Bowl with dragons, phoenixes, gourds, and characters for happiness, used on Guangxu Emperor's wedding ceremony.
Bowl with dragons, phoenixes, gourds, and characters for happiness used at Guangxu Emperor’s wedding ceremony. (Image: Peabody Essex Museum via Wikipedia)

Traditional Chinese wedding dresses

Historically, the bride and groom’s very unique wedding outfits play the most significant part in the wedding.

Despite a wide variety of style and element choices in Chinese regions, typically, wedding clothes for the bride and groom include red as the base color with a dragon and phoenix design.

The bride’s dress is a Chinese-style long gown called a Cheongsam, which features an embroidered phoenix and embodies the beauty of a Chinese traditional costume, while the groom’s clothing often has two pieces, a coat over a long robe embroidered with a dragon.

Wedding bouquet

In traditional Chinese weddings, the color white is rarely seen. White flowers, which signify death and funerals, are hence avoided.

Flowers like peonies, daffodils, orchids, and lotuses are often used in bouquets and floral arrangements. These flowers have special meanings in Chinese traditions — the peony symbolizes wealth and nobility, the daffodil spring and renewal, the orchid beauty and fragrance, and the lotus love. It is interesting to note the lotus flower is also a symbol of purity in Buddhism.

Traditional Chinese wedding foods

Specially selected foods as tokens of traditional Chinese marriage include red beans, red dates, dried longans, peanuts, and lotus seeds.

Red beans are used to make bean paste as a sweet dessert, representing wishes for a happy life for the couple.

Red dates, dried longans, peanuts, and lotus seeds all symbolize long life, fertility, harmonious marriage, and auspicious prosperity.

The words “seed” and “son,” and “date” and “early,” are homophones — they are pronounced the same way, but differ in meaning and spelling.

Following the ancient traditions, red dates, dried longans, peanuts, and lotus seeds — together with fruits like oranges and pomegranates — are placed or scattered on the bridal bed, the more, the merrier, with wishes for the conception of a healthy baby.

Specially selected foods as tokens of traditional Chinese marriage include red beans, red dates, dried longans, peanuts, and lotus seeds.
Specially selected foods as tokens of traditional Chinese marriage include red beans, red dates, dried longans, peanuts, and lotus seeds. (Image via Dreamstime)

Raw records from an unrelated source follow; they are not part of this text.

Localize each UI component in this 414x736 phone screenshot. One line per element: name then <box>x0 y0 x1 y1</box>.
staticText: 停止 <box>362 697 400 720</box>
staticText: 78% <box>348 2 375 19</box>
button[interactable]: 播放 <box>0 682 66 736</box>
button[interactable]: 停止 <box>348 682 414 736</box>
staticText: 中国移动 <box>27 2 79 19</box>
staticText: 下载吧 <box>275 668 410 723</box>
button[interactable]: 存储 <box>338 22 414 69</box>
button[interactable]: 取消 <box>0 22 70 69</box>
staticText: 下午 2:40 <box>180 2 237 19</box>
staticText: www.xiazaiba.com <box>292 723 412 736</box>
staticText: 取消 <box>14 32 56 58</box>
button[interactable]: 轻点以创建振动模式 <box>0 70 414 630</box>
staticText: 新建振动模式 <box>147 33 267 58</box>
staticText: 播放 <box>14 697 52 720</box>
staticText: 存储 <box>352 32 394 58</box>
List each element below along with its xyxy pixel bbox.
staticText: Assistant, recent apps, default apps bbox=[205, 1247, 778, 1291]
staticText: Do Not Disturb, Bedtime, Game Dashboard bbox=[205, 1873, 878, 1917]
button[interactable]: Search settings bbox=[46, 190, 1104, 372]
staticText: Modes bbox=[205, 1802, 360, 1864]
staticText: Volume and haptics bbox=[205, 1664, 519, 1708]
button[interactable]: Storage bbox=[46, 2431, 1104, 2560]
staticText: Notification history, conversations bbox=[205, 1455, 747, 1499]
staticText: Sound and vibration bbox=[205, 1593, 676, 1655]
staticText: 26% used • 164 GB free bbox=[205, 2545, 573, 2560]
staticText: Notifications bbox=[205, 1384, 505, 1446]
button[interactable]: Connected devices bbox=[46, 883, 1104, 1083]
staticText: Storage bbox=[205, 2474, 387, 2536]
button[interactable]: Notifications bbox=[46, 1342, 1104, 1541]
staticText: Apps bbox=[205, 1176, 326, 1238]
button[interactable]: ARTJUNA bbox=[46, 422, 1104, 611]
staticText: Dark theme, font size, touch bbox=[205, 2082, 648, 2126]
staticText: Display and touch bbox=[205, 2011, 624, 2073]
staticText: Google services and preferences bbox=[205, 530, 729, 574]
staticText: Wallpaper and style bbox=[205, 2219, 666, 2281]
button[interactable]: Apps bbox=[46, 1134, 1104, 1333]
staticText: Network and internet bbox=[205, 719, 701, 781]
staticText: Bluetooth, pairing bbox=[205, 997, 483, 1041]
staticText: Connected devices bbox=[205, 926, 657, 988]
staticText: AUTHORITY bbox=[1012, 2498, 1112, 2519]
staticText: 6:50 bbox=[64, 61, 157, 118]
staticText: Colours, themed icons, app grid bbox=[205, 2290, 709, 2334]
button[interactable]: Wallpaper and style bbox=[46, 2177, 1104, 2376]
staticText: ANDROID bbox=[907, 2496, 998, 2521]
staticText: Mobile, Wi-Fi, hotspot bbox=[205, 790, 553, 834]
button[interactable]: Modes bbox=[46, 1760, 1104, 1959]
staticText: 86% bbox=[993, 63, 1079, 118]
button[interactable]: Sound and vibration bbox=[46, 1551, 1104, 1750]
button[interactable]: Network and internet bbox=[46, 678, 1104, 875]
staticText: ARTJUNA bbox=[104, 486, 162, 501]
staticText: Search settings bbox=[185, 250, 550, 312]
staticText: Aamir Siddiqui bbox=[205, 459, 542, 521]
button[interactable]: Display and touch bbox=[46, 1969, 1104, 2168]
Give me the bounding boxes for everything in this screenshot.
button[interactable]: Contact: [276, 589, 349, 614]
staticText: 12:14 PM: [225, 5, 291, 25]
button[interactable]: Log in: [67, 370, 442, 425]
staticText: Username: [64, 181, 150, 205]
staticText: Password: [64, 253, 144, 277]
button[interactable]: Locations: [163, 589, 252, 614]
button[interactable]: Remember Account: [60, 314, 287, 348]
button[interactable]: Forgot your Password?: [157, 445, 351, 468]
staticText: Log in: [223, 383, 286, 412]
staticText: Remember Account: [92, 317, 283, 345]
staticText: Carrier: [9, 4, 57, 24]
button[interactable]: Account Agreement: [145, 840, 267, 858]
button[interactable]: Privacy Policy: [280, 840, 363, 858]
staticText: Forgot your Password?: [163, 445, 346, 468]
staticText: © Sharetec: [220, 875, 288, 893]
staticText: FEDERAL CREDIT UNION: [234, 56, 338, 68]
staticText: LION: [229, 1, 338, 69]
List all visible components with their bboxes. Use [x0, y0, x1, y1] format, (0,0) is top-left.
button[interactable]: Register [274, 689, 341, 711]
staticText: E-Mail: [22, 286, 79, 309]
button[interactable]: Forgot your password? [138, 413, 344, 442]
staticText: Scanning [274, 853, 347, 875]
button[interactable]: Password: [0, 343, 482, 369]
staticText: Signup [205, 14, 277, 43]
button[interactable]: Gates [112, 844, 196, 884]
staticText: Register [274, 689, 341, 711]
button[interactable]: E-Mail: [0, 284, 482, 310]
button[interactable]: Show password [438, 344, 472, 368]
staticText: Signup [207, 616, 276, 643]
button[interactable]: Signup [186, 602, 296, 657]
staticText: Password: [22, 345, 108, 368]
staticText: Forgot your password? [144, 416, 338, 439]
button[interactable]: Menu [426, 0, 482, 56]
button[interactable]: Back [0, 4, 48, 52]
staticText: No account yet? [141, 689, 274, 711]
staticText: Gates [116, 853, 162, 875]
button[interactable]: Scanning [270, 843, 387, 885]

Noisy procession to fetch the bride

Traditionally, firecrackers were used to frighten and ward off evil spirits. After the evil had been purged, people were able to express their happiness.

Firecrackers are often found at Chinese weddings. The more powerful and loud the explosion, the more good luck is brought to the bridal couple.

Gongs, drums, and plenty of noise mark the start of the wedding procession from the groom’s home to the bride’s home, frightening away any evil spirits that may interfere with the couple.

After collecting the bride, the procession snakes its way back to the groom’s house, symbolizing the transition from her own family to her husband’s.

Joining of hair

In traditional Chinese culture, hair is often taken as a pledge of love or a token of marriage, as one’s hair represents oneself. The bride and groom each cut off a piece of their own hair, which is then tied together and put into a bag for the bride to keep. This token of marriage signifies the two people tying the knot, becoming inseparable, and spending the rest of their lives together.